Question 259691
-6 < 2-3x < 10 is your equation:


subtract 2 from all sides of the equation to get:


-8 < -3x < 8


multiply all sides of the equation by -1 to get:


8 > 3x > -8


divide all sides of the equation by 3 to get:


8/3 > x > -8/3


you have:


x > -8/3 and x < 8/3


this translates to:


x > -2.66666666... and x < 2.66666666...


unless it gets real close, I'll use x > -2.6 and x < 2.6 as the limits test.


when x = -3, x is smaller than -2.6 so x = -3 is NOT valid.
when x = -2, x > -2.6 and x < 2.6 so this is good.
when x = -1, x > -2.6 and x < 2.6 so this is good.
when x = 0, x > -2.6 and x < 2.6 so this is good.
when x = 2, x > -2.6 and x < 2.6 so this is good.

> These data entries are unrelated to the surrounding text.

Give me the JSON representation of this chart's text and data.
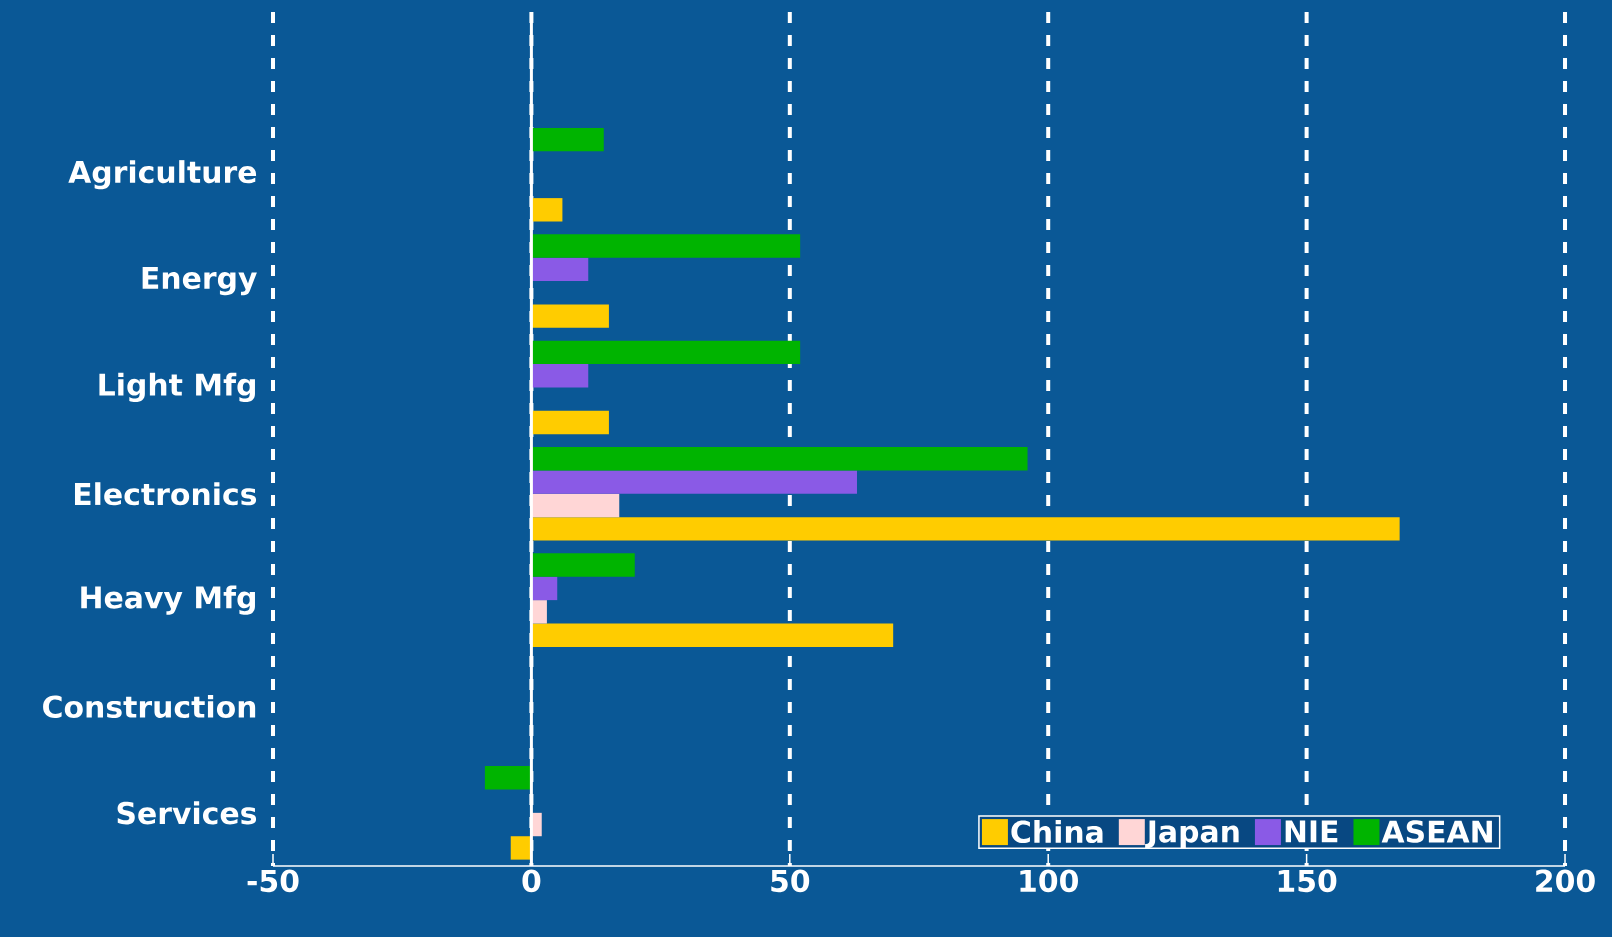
{
  "chart_data": {
    "type": "bar",
    "orientation": "horizontal",
    "categories": [
      "Agriculture",
      "Energy",
      "Light Mfg",
      "Electronics",
      "Heavy Mfg",
      "Construction",
      "Services"
    ],
    "series": [
      {
        "name": "China",
        "color": "#ffcc00",
        "values": [
          6,
          15,
          15,
          168,
          70,
          null,
          -4
        ]
      },
      {
        "name": "Japan",
        "color": "#ffd6d6",
        "values": [
          null,
          null,
          null,
          17,
          3,
          null,
          2
        ]
      },
      {
        "name": "NIE",
        "color": "#8a5ae6",
        "values": [
          null,
          11,
          11,
          63,
          5,
          null,
          null
        ]
      },
      {
        "name": "ASEAN",
        "color": "#00b400",
        "values": [
          14,
          52,
          52,
          96,
          20,
          null,
          -9
        ]
      }
    ],
    "xlim": [
      -50,
      200
    ],
    "xticks": [
      -50,
      0,
      50,
      100,
      150,
      200
    ],
    "grid": "x",
    "legend": "bottom right",
    "ref_lines": [
      {
        "axis": "x",
        "value": 0,
        "color": "#ffffff"
      }
    ]
  }
}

looks like selection A is the invalid one.


to confirm, plug that value of x into your original equation.


original equation is:


-6 < 2-3x < 10


substitute (-3) for x into that equation to get:


-6 < 2 - (3*(-3)) < 10 which becomes:


-6 < 2 - (-9) < 10 which becomes:


-6 < 2 + 9 < 10 which becomes:


-6 < 11 < 10.


-6 is smaller than 11 so that part is good.
11 is NOT smaller than 10 so that part is NOT good.


This confirms that selection A cannot be a possible value of x.


If you plug all the other possible values of x into the original equation, you will see that they can be possible values of x.


your answer is selection A.


you showed selection E as 2 A.


I assumed this was a typographical error so I took out the A and left the 2 to make selection E = 2.